Produce exports to top $4b this year
Produce exports to top $4b this year
Viet Nam’s fruit and vegetable exports reached US$1.32 billion in the first four months of the year, a year-on-year increase of 30 per cent, according to the Ministry of Agriculture and Rural Development.
This is the first time fruit and vegetable’s trade value surpassed that of oil.
With a high export growth rate in the past four years, the sector is expected to surpass the export target of $4 billion set this year.
Viet Nam was recently officially allowed to export fresh rambutan to New Zealand after seven years of negotiations, opening opportunity for Vietnamese fruits and vegetables to tap other strict markets in the world.
Minister of Agriculture and Rural Development Nguyen Xuan Cuong said global trade for fruits and vegetables was worth $230 billion a year with an annual growth rate of 3-5 per cent per year, but there is still more room for Viet Nam to boost fruit and vegetable exports.
To take advantage of market opportunities, in addition to building more modern processing facilities, the sector must build qualified raw material areas for export, he said.
Despite achieving impressive results in export, the sector has encountered risks since it has relied too much on the Chinese market, according to experts.
In the past years, China has been Viet Nam’s biggest fruit and vegetable importer.
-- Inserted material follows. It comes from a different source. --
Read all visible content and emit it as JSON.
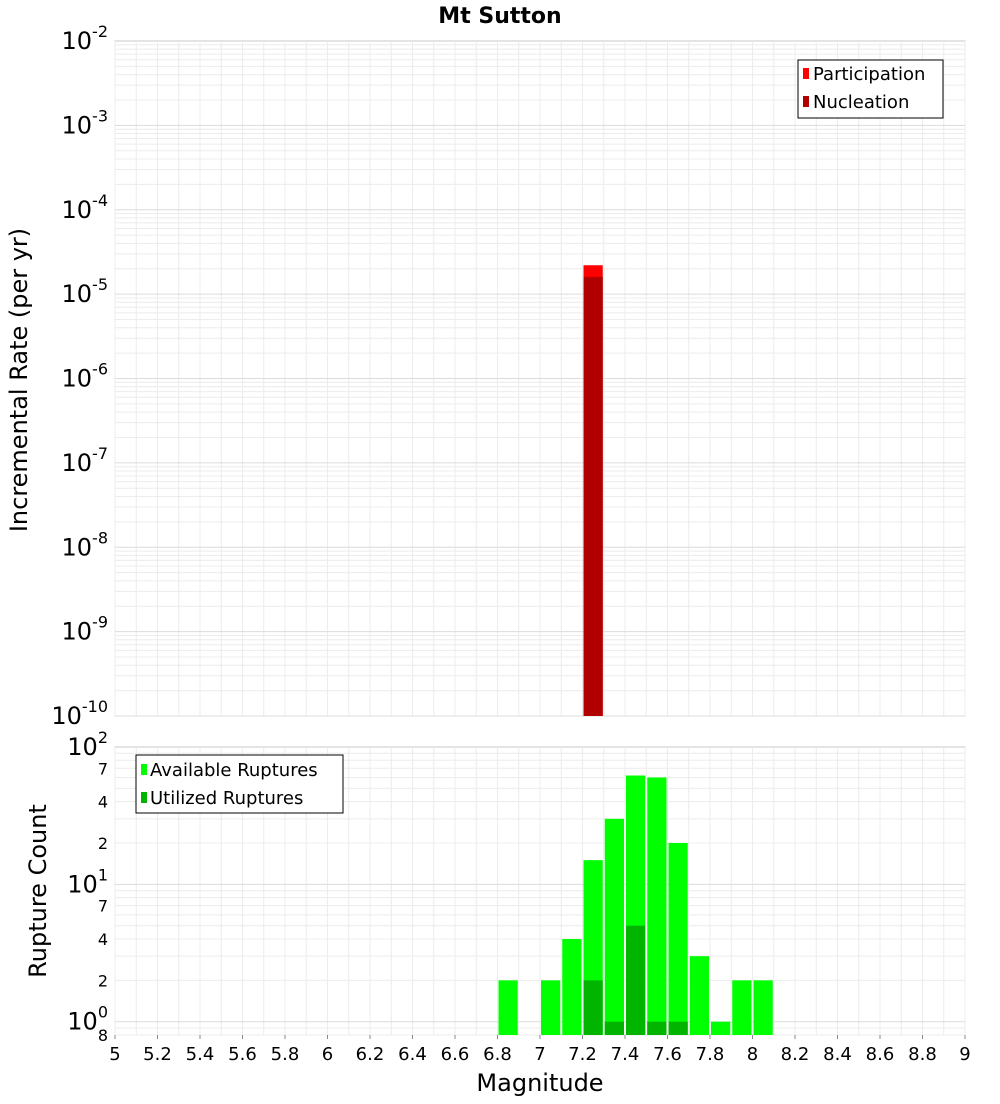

In the first four months of the year, exports to China accounted for 77 per cent of the country’s fruit and vegetable exports, with the US ranking second (accounting for 2.84 per cent) and Japan third (2.7 per cent).
Dr Nguyen Minh Chau, former director of the Southern Fruit Research Institute, said China was as an important export market of Viet Nam, but export market should be diversified to mitigate risks of depending heavily on one market.
The fruit and vegetable sector and the agricultural sector in general had mapped out plans to diversify export markets by exploring other potential markets.
According to the Viet Nam Fruit and Vegetable Association, fruit and vegetable exports have faced difficulties in payments as well as technical barriers. Amid global economic integration, when tariffs fall, technical barriers often increase.
Hoang Trung, director of the Ministry of Agriculture and Rural Development’s Plant Protection Department, said to open the export market for fruits, businesses and producers must meet two barriers set by import countries: stringent quarantine requirements and hygiene and food safety regulations, especially plant protection residues on fruits and vegetables.
His department had granted nearly 6,000 code numbers for cultivation areas for dragon fruits, mango, longan, rambutan and litchi.
The department had coordinated with localities to provide more code numbers for qualified growing areas for export, he said.
Importing countries require an orchard garden of the product along with a code to ensure traceability as well as to facilitate the application of pest-control measures.
Minister Cuong said opening a new market for a product was not an easy task, so all stakeholders involved in the sector must retain the market by strictly complying with closed production chain to ensure product quality and production costs, and to enhance credibility in open markets.